Three-year trajectories and associated factors of fear of cancer recurrence in newly diagnosed head and neck cancer patients: a longitudinal study

J Cancer Surviv. 2024 Dec 16. doi: 10.1007/s11764-024-01731-y. Online ahead of print.

Abstract

Purpose: Limited data exists on the long-term course of fear of cancer recurrence (FCR) in head and neck cancer (HNC) patients. One in five patients was found to experience persistent high FCR in the first months after diagnosis. This study assessed the 3-year trajectories and associated factors of FCR in newly diagnosed HNC patients.

Methods: Six hundred twenty-one patients from the NETherlands Quality of life and Biomedical Cohort study (NET-QUBIC) completed the FCR assessment at baseline, 3-, 6-, 12-, 24-, and 36-months posttreatment. Trajectories of FCR were identified using latent class growth analysis. Multinominal logistic regression analysis was used to assess associations between FCR trajectories and baseline demographic and medical variables, personality, and coping.

Results: Three FCR trajectories were identified: "consistently high" (n = 45, 7%), "elevated and declining" (n = 209, 34%), and "low and declining" (n = 367, 59%). Patients in the "elevated and declining" and "consistently high" trajectory were younger, had more comorbidities, higher negative adjustment, a higher level of neuroticism, more social support seeking, and more reliance on passive and palliative coping strategies.
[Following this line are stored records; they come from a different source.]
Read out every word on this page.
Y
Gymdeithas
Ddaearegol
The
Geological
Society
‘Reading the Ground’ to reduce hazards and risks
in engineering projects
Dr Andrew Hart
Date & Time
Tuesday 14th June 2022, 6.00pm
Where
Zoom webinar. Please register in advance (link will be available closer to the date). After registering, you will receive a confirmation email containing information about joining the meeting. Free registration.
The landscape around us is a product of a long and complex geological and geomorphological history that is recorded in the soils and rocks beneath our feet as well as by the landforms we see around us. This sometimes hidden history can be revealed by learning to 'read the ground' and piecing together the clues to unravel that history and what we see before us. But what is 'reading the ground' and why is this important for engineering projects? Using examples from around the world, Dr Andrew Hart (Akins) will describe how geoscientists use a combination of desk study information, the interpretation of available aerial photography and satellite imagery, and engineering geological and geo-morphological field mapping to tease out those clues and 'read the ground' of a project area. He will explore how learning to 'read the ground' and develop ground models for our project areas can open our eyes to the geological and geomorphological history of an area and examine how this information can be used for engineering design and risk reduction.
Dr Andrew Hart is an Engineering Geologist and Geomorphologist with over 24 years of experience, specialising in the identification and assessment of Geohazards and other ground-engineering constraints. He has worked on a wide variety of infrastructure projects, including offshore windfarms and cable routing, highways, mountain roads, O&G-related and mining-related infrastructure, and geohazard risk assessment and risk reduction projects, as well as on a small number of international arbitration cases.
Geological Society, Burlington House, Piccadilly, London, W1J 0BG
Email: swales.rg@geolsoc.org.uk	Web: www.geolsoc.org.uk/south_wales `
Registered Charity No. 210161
Conclusion: Three years following diagnosis, the majority of HNC patients showed a resilient FCR trajectory whereas a small percentage of HNC patients (7%) showed persistent high FCR over time.

Implications for cancer survivors: Younger patients and those with a higher level of neuroticism or maladaptive coping strategies were more vulnerable to have a consistent high level of FCR over time. It is important to identify these patients to provide optimal and tailored psychosocial support.

Keywords: Fear of cancer recurrence; Head and neck cancer patients; Latent class growth analysis; Trajectories.